Indeed it might seem almost self-evident that Holocaust education would have that purpose, and that effect. Yet it is surprisingly hard to find education programs that have clearly succeeded in linking the history of the Holocaust with the prevention of ethnic conflict and genocide in today’s world.

Of course, prevention is always difficult to prove. But the least one can say is that the cry of ”never again,” raised by so many in the years after 1945, has rung increasingly hollow with the passing decades. The Holocaust remains unique in its combination of sophisticated technical and organizational means with the most ruthlessly vicious of ends, but instances of genocide and large-scale brutality have continued to multiply — from Cambodia to the Congo, from Bosnia to Rwanda, from Sri Lanka to Sudan.

Few countries at present, even among those that require their teachers to teach the Holocaust, give them any specific training or guidance on how to do so. And few teachers in any country have the knowledge or skills to teach the Holocaust in a way that would enable today’s adolescents, who often represent within a single classroom a wide variety of ethnic and cultural backgrounds, to relate it to the tensions they encounter in their own lives. More and better teacher training is surely needed.

But do we know what the content of that training should be?

If our goal in teaching students about the Holocaust is to make them think harder about civic responsibility, human rights and the dangers of racism, then presumably we need to connect the Holocaust with other instances of genocide, and with ethnic conflicts or tensions in our own time and place. That would enable students not only to learn about the Holocaust, but also to learn important lessons from it.

The time has surely come to ask some hard questions about ”traditional” Holocaust education, and perhaps to rethink some of the assumptions on which it has been based. Are programs focusing on the Nazi system and ideology, and particularly on the horrendous experience of their millions of victims, an effective response to, or prophylactic against, the challenges we face today?

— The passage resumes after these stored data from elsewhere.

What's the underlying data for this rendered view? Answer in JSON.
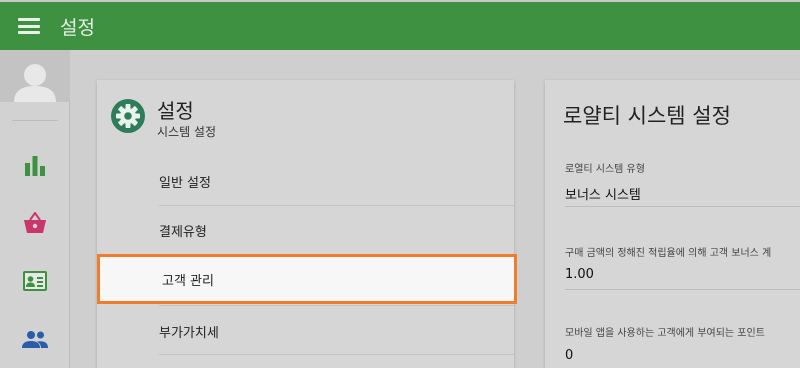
{
  "header": {
    "title": "설정",
    "background": "#3d9140"
  },
  "rail": {
    "items": [
      {
        "name": "reports",
        "icon": "bar-chart-icon",
        "color": "#3d9140"
      },
      {
        "name": "sales",
        "icon": "basket-icon",
        "color": "#c8376c"
      },
      {
        "name": "customers",
        "icon": "contact-card-icon",
        "color": "#3d9140"
      },
      {
        "name": "employees",
        "icon": "people-icon",
        "color": "#2a5ca8"
      }
    ]
  },
  "settings_card": {
    "title": "설정",
    "subtitle": "시스템 설정",
    "menu": [
      {
        "label": "일반 설정"
      },
      {
        "label": "결제유형"
      },
      {
        "label": "고객 관리",
        "selected": true
      },
      {
        "label": "부가가치세"
      }
    ]
  },
  "loyalty_card": {
    "title": "로얄티 시스템 설정",
    "fields": [
      {
        "label": "로열티 시스템 유형",
        "value": "보너스 시스템"
      },
      {
        "label": "구매 금액의 정해진 적립율에 의해 고객 보너스 계",
        "value": "1.00"
      },
      {
        "label": "모바일 앱을 사용하는 고객에게 부여되는 포인트",
        "value": "0"
      }
    ]
  },
  "colors": {
    "accent": "#3d9140",
    "highlight_border": "#ef7d2c"
  }
}
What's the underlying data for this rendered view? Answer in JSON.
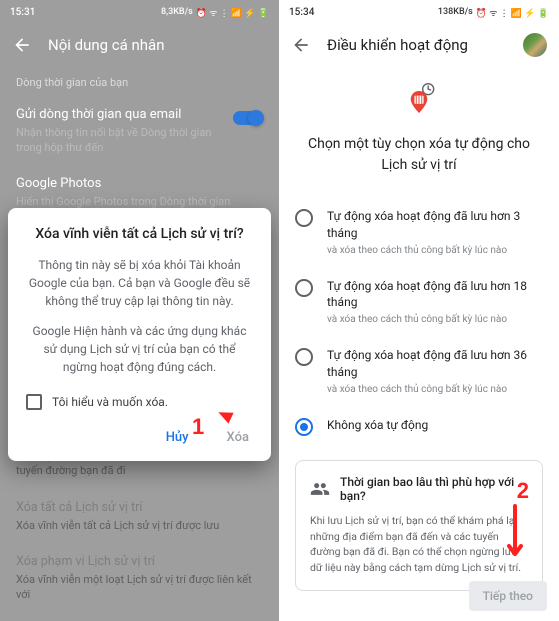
{
  "left": {
    "status": {
      "time": "15:31",
      "net": "8,3KB/s"
    },
    "header": {
      "title": "Nội dung cá nhân"
    },
    "timeline_label": "Dòng thời gian của bạn",
    "email": {
      "title": "Gửi dòng thời gian qua email",
      "sub": "Nhận thông tin nổi bật về Dòng thời gian trong hộp thư đến"
    },
    "photos": {
      "title": "Google Photos",
      "sub": "Hiển thị Google Photos trong Dòng thời gian"
    },
    "dialog": {
      "title": "Xóa vĩnh viễn tất cả Lịch sử vị trí?",
      "body1": "Thông tin này sẽ bị xóa khỏi Tài khoản Google của bạn. Cả bạn và Google đều sẽ không thể truy cập lại thông tin này.",
      "body2": "Google Hiện hành và các ứng dụng khác sử dụng Lịch sử vị trí của bạn có thể ngừng hoạt động đúng cách.",
      "check": "Tôi hiểu và muốn xóa.",
      "cancel": "Hủy",
      "confirm": "Xóa"
    },
    "bg1": {
      "title": "Khám phá lại các địa điểm bạn đã đến và các tuyến đường bạn đã đi"
    },
    "bg2": {
      "title": "Xóa tất cả Lịch sử vị trí",
      "sub": "Xóa vĩnh viễn tất cả Lịch sử vị trí được lưu"
    },
    "bg3": {
      "title": "Xóa phạm vi Lịch sử vị trí",
      "sub": "Xóa vĩnh viễn một loạt Lịch sử vị trí được liên kết với"
    },
    "marker1": "1"
  },
  "right": {
    "status": {
      "time": "15:34",
      "net": "138KB/s"
    },
    "header": {
      "title": "Điều khiển hoạt động"
    },
    "hero": "Chọn một tùy chọn xóa tự động cho Lịch sử vị trí",
    "options": [
      {
        "title": "Tự động xóa hoạt động đã lưu hơn 3 tháng",
        "sub": "và xóa theo cách thủ công bất kỳ lúc nào",
        "checked": false
      },
      {
        "title": "Tự động xóa hoạt động đã lưu hơn 18 tháng",
        "sub": "và xóa theo cách thủ công bất kỳ lúc nào",
        "checked": false
      },
      {
        "title": "Tự động xóa hoạt động đã lưu hơn 36 tháng",
        "sub": "và xóa theo cách thủ công bất kỳ lúc nào",
        "checked": false
      },
      {
        "title": "Không xóa tự động",
        "sub": "",
        "checked": true
      }
    ],
    "info": {
      "title": "Thời gian bao lâu thì phù hợp với bạn?",
      "body": "Khi lưu Lịch sử vị trí, bạn có thể khám phá lại những địa điểm bạn đã đến và các tuyến đường bạn đã đi. Bạn có thể chọn ngừng lưu dữ liệu này bằng cách tạm dừng Lịch sử vị trí."
    },
    "next": "Tiếp theo",
    "marker2": "2"
  }
}
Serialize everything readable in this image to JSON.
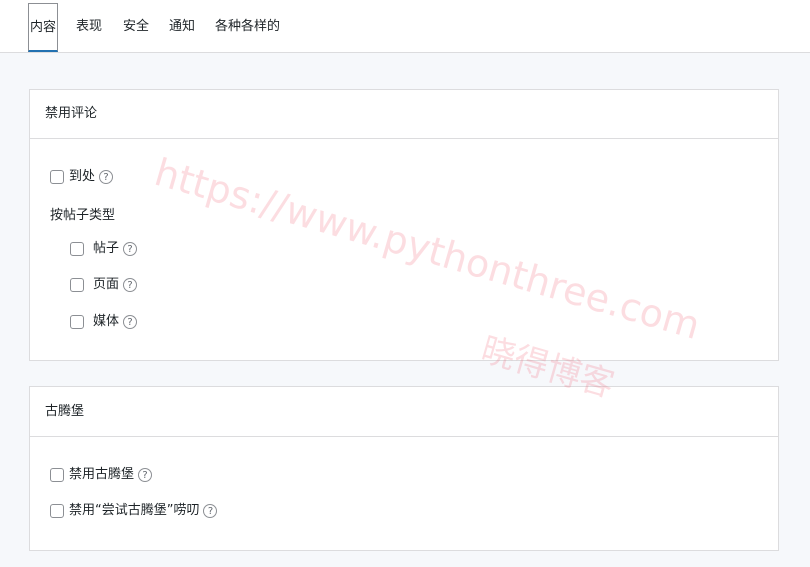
{
  "tabs": [
    {
      "label": "内容",
      "active": true
    },
    {
      "label": "表现",
      "active": false
    },
    {
      "label": "安全",
      "active": false
    },
    {
      "label": "通知",
      "active": false
    },
    {
      "label": "各种各样的",
      "active": false
    }
  ],
  "panels": {
    "disable_comments": {
      "title": "禁用评论",
      "everywhere_label": "到处",
      "by_post_type_title": "按帖子类型",
      "post_types": [
        {
          "label": "帖子"
        },
        {
          "label": "页面"
        },
        {
          "label": "媒体"
        }
      ]
    },
    "gutenberg": {
      "title": "古腾堡",
      "disable_gutenberg_label": "禁用古腾堡",
      "disable_try_gutenberg_label": "禁用“尝试古腾堡”唠叨"
    }
  },
  "help_glyph": "?",
  "icons": {
    "checkbox": "checkbox-icon",
    "help": "help-circle-icon"
  },
  "colors": {
    "active_tab_underline": "#2271b1",
    "border": "#dcdcde",
    "background": "#f6f8fb",
    "watermark": "#f06478"
  },
  "watermark": {
    "url": "https://www.pythonthree.com",
    "name": "晓得博客"
  }
}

It is easy to identify with the victims. But if we want to prevent future genocides, is it not equally important to understand the psychology of the perpetrators and bystanders — to comprehend what it is that leads large numbers of people, often ”normal” and decent in the company of their own family and friends, to suppress their natural human empathy with people belonging to other groups and to join in, or stand by and witness, their systematic extermination? Do we not need to focus more on the social and psychological factors that lead to these acts of brutality and indifference, so that we know the warning signs to look out for in ourselves and our societies?

Do current education programs do enough to reveal the dangers inherent in racial or religious stereotypes and prejudices, and to inoculate students against them? Does the teaching of the history of the Holocaust at classroom level sufficiently link it to the root causes of contemporary racism or ethnic conflict? And shouldn’t the Holocaust be studied not only in Europe, North America and Israel but throughout the world, alongside other tragic instances of human barbarism?

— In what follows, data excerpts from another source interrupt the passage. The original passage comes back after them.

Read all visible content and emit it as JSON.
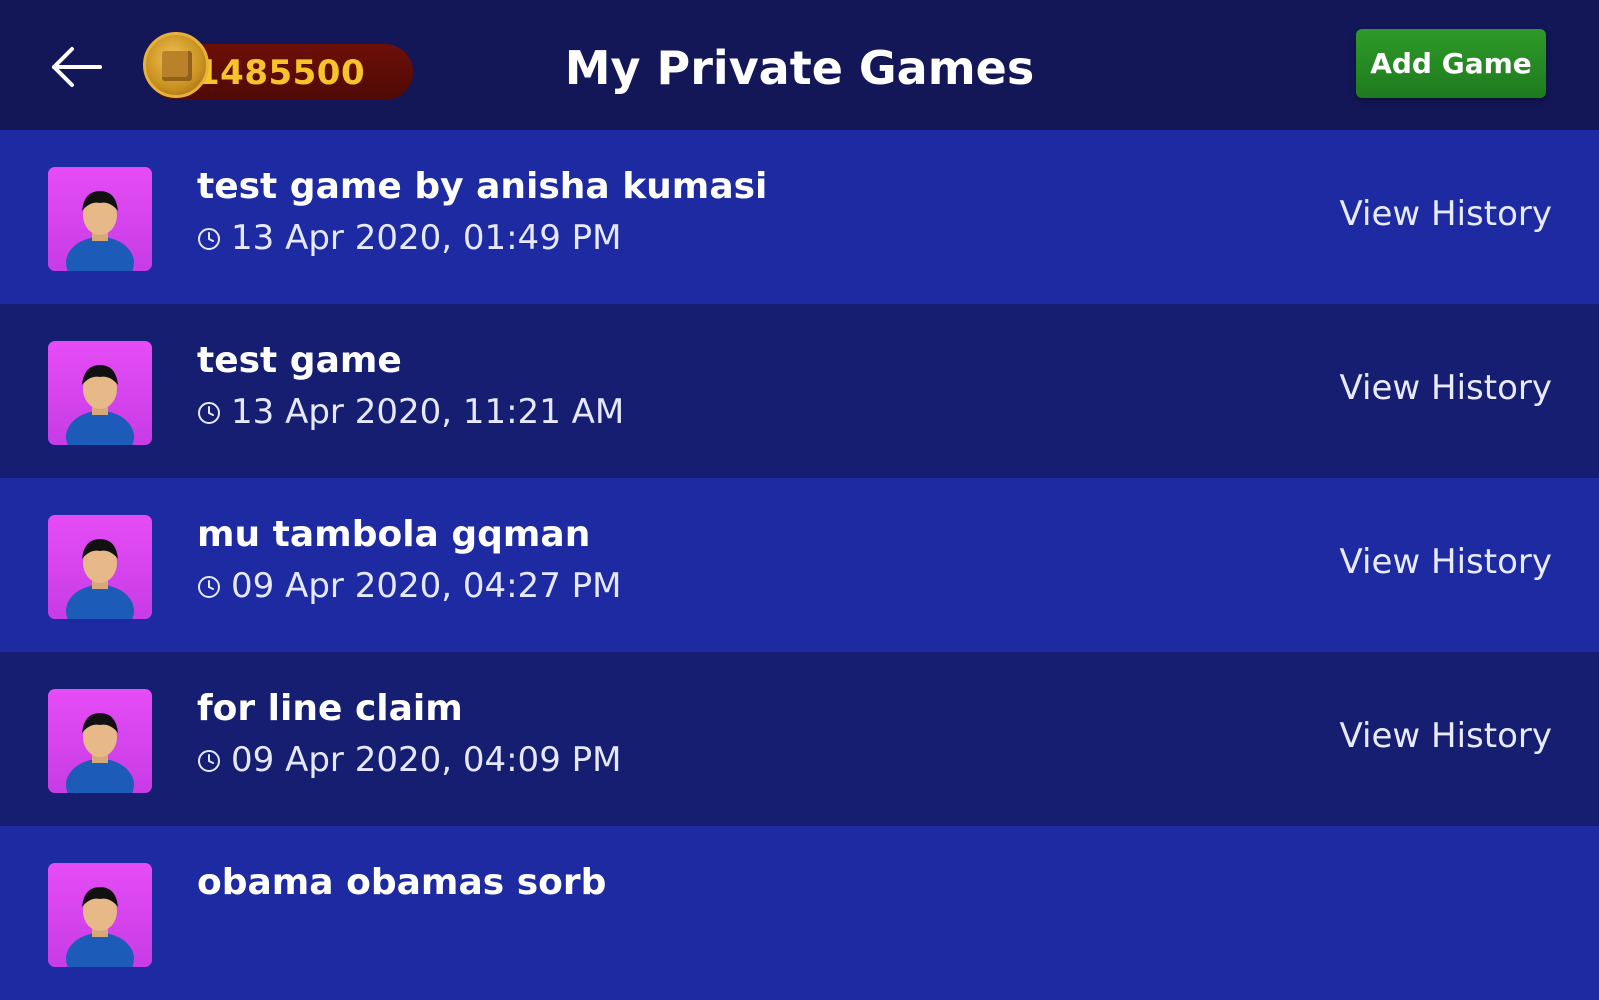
{
  "header": {
    "title": "My Private Games",
    "coin_balance": "1485500",
    "add_button_label": "Add Game"
  },
  "games": [
    {
      "name": "test game by anisha kumasi",
      "datetime": "13 Apr 2020, 01:49 PM",
      "action_label": "View History"
    },
    {
      "name": "test game",
      "datetime": "13 Apr 2020, 11:21 AM",
      "action_label": "View History"
    },
    {
      "name": "mu tambola gqman",
      "datetime": "09 Apr 2020, 04:27 PM",
      "action_label": "View History"
    },
    {
      "name": "for line claim",
      "datetime": "09 Apr 2020, 04:09 PM",
      "action_label": "View History"
    },
    {
      "name": "obama obamas sorb",
      "datetime": "",
      "action_label": ""
    }
  ],
  "icons": {
    "back": "back-arrow-icon",
    "coin": "coin-icon",
    "avatar": "user-avatar-icon",
    "clock": "clock-icon"
  },
  "colors": {
    "header_bg": "#131758",
    "row_light": "#1d2aa2",
    "row_dark": "#161e72",
    "coin_text": "#f6c42a",
    "add_button": "#2e9a2a",
    "avatar_bg": "#e64cf5"
  }
}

Such questions will be at the heart of a conference this month at the Salzburg Global Seminar, in Austria, on ”The Global Prevention of Genocide: Learning from the Holocaust,” held in cooperation with the United States Holocaust Memorial Museum. Organizers hope this will lead to an annual program for teachers from around the world.

This is certainly not a problem with a ”one size fits all” solution. Teaching the Holocaust to a class in Ukraine is obviously different from teaching it in Israel, and indeed is likely to vary widely even between different districts of a European city. But insights and examples can surely be shared with advantage, and it seems fitting that Austria — which provided both victims and perpetrators of Nazi atrocities in abundance — should be hosting such a program.
Kofi A. Annan, the former secretary general of the United Nations, is honorary president of the advisory board for the Holocaust Education and Genocide Prevention Program at the Salzburg Global Seminar.